Off-blockchain vs on-blockchain trading?
Finally, many “decentralized exchange” protocols, most notably the EtherDelta protocol, require individual trades to execute on the blockchain. In other words, the trade is executed by the blockchain itself.
On-blockchain execution comes with several issues.
First, it can be slow. The speed of the trade is limited by the speed at which the blockchain confirms blocks. For Bitcoin, the expected time to confirm a single block is 10 minutes; many centralized exchanges will only accept a bitcoin deposit only after its corresponding bitcoin transaction has six confirmations(expected time, 1 hour).
Second, scalability is a challenge. If each individual trade needs to be confirmed on the blockchain, and a healthy trading ecosystem leads to many trades, then the blockchain itself will be clogged up with transactions resulting from each individual trade.

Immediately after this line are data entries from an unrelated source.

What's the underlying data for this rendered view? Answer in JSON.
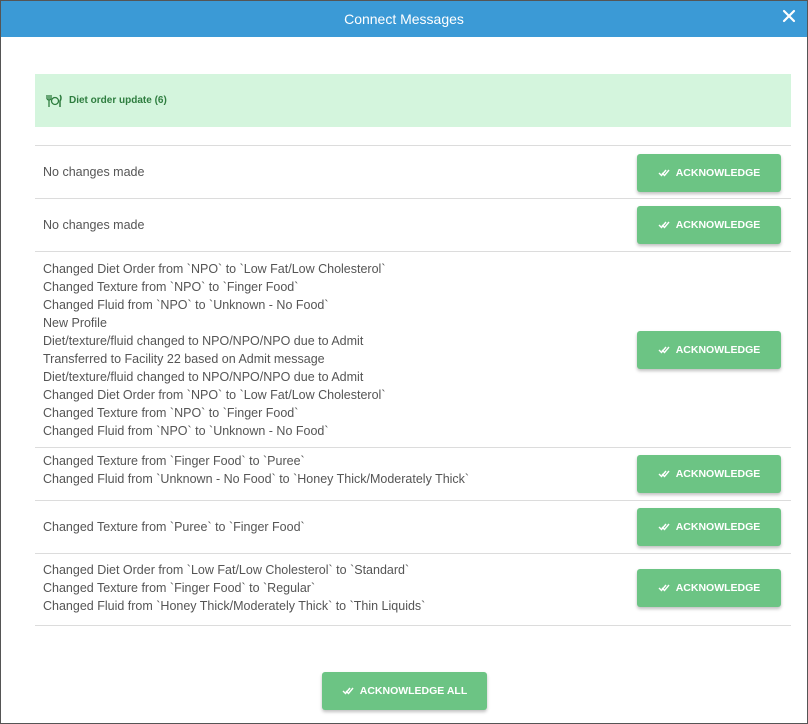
{
  "window": {
    "title": "Connect Messages",
    "close_icon": "close-icon"
  },
  "banner": {
    "icon": "utensils-icon",
    "text": "Diet order update (6)"
  },
  "ack_label": "ACKNOWLEDGE",
  "ack_all_label": "ACKNOWLEDGE ALL",
  "colors": {
    "titlebar": "#3b9ad6",
    "banner_bg": "#d4f5dd",
    "button": "#6cc484"
  },
  "messages": [
    {
      "lines": [
        "No changes made"
      ]
    },
    {
      "lines": [
        "No changes made"
      ]
    },
    {
      "lines": [
        "Changed Diet Order from `NPO` to `Low Fat/Low Cholesterol`",
        "Changed Texture from `NPO` to `Finger Food`",
        "Changed Fluid from `NPO` to `Unknown - No Food`",
        "New Profile",
        "Diet/texture/fluid changed to NPO/NPO/NPO due to Admit",
        "Transferred to Facility 22 based on Admit message",
        "Diet/texture/fluid changed to NPO/NPO/NPO due to Admit",
        "Changed Diet Order from `NPO` to `Low Fat/Low Cholesterol`",
        "Changed Texture from `NPO` to `Finger Food`",
        "Changed Fluid from `NPO` to `Unknown - No Food`"
      ]
    },
    {
      "lines": [
        "Changed Texture from `Finger Food` to `Puree`",
        "Changed Fluid from `Unknown - No Food` to `Honey Thick/Moderately Thick`"
      ]
    },
    {
      "lines": [
        "Changed Texture from `Puree` to `Finger Food`"
      ]
    },
    {
      "lines": [
        "Changed Diet Order from `Low Fat/Low Cholesterol` to `Standard`",
        "Changed Texture from `Finger Food` to `Regular`",
        "Changed Fluid from `Honey Thick/Moderately Thick` to `Thin Liquids`"
      ]
    }
  ]
}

Note that today’s custodial trading ecosystem avoids this problem, since the only transactions that need to be confirmed on the blockchain correspond to deposit and withdrawal of coins from the exchange. (Clogging does happen; remember the CryptoKitties phenomenon?)
Third, front-running and griefing can become a problem. Simply put, on-blockchain settlement often requires that you tell all the nodes on blockchain about your trade, before that trade is complete and confirmed on the blockchain. This can lead to race conditions. For instance, an adversarial blockchain node can learn the details of your trade, and attempt to profit from it by front-running your trade with its own trade.
These on-blockchain speed, scalability, and front-running issues have motivated us to design protocols where individual trades are executed off-blockchain.
Our protocols do this using an approach that is similar to that of the Lightning Network:
Before trading begins, both the user and the cryptocurrency exchange post on-blockchain escrow transactions. These escrow transactions prove that they hold enough coins to collateralize the trades they plan to engage in.
Then, once the escrows are established, the user can execute multiple off-blockchain trades, as long as trades don’t exceed the value in escrow and the escrow has not expired. Each trade simply involves sending off-blockchain messages between the user and the exchange. This way, we can avoid front-running and griefing.
Finally, each escrow is closed prior to its expiry time by an on-blockchain cashout transaction. Each cashout transaction releases the coins from the escrow and frees them up to be used elsewhere.
In Sum: The Commonwealth Crypto Approach
There are lots of ways to tackle the problem of counterparty risk. Our approach enables fast off-blockchain trading using a centralized exchange’s existing orderbook. We use an aggressive threat model (security must hold even during a trade) and minimal security assumptions (the exchange is untrusted, and users need only trust the blockchain itself).
I’m looking forward to sharing more details about our technology roadmap and vision for cryptocurrency trading in the coming months! But for now, we will continue to build.